Я заговорил о вашей печати. Однако не думайте, милостивый государь, что я неизменно предубежден против немецкой прессы или таю́ обиду на ее неизъяснимое нерасположение к нам. Совсем нет, уверяю вас; я всегда готов отдать должное ее достоинствам и предпочел бы, хотя отчасти, отнести ее ошибки и заблуждения на счет исключительных условий, в которых она существует. Конечно, в вашей периодической печати нет недостатка ни в талантах, ни в идеях, ни даже в патриотизме; во многих отношениях она — законная дочь вашей благородной и великой литературы, возродившей у вас чувство национального самосознания. Чего не хватает вашей печати (порою до ее компрометации), так это политического такта, непосредственного и верного понимания складывающихся обстоятельств, самой среды, в которой она живет. В ее стремлениях и поступках можно заметить еще нечто легкомысленное, непродуманное, словом нравственно безответственное, проистекающее, вероятно, из затянувшейся опеки над ней.

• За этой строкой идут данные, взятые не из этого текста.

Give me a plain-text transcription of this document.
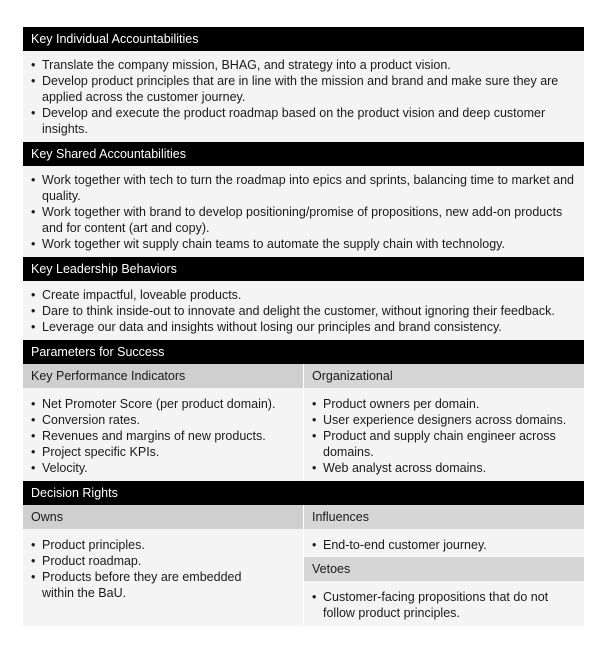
Key Individual Accountabilities
• Translate the company mission, BHAG, and strategy into a product vision.
• Develop product principles that are in line with the mission and brand and make sure they are applied across the customer journey.
• Develop and execute the product roadmap based on the product vision and deep customer insights.
Key Shared Accountabilities
• Work together with tech to turn the roadmap into epics and sprints, balancing time to market and quality.
• Work together with brand to develop positioning/promise of propositions, new add-on products and for content (art and copy).
• Work together wit supply chain teams to automate the supply chain with technology.
Key Leadership Behaviors
• Create impactful, loveable products.
• Dare to think inside-out to innovate and delight the customer, without ignoring their feedback.
• Leverage our data and insights without losing our principles and brand consistency.
Parameters for Success
Key Performance Indicators
• Net Promoter Score (per product domain).
• Conversion rates.
• Revenues and margins of new products.
• Project specific KPIs.
• Velocity.
Organizational
• Product owners per domain.
• User experience designers across domains.
• Product and supply chain engineer across domains.
• Web analyst across domains.
Decision Rights
Owns
• Product principles.
• Product roadmap.
• Products before they are embedded within the BaU.
Influences
• End-to-end customer journey.
Vetoes
• Customer-facing propositions that do not follow product principles.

В самом деле, чем, если не нравственной безответственностью, объяснить ту пламенную, слепую, неистовую враждебность к России, которой она предается в течение многих лет? Почему? С какой целью? Для какой выгоды? Похоже ли, чтобы она когда-нибудь серьезно рассматривала, с точки зрения политических интересов Германии, возможные, вероятные последствия своих действий? Спросила ли себя печать всерьез хотя бы раз, не содействовала ли она разрушению самой основы союза, обеспечивающего относительную мощь Германии в Европе, годами с непостижимым упорством силясь обострить, отравить и безвозвратно расстроить взаимное расположение двух стран? Не стремится ли она всеми имеющимися у нее средствами заменить наиболее благоприятную в истории для вашего отечества политическую комбинацию самой пагубной для него? Не напоминает ли вам, милостивый государь, такая резвая опрометчивость одну детскую шалость (за исключением ее невинной стороны) вашего великого Гёте*, столь мило рассказанную в его мемуарах? Помните ли вы тот день, когда маленький Вольфганг, оставшись на время без родителей в отцовском доме, не нашел ничего лучшего, как употребить предоставленный досуг, чтобы бросать в окно попадавшуюся под руку домашнюю утварь, забавляясь и потешаясь шумом разбиваемой о мостовую посуды? Правда, в доме напротив коварный сосед подбадривал и поощрял ребенка продолжать замысловатое времяпрепровождение; а у вас в свое извинение нет даже похожего подстрекательства…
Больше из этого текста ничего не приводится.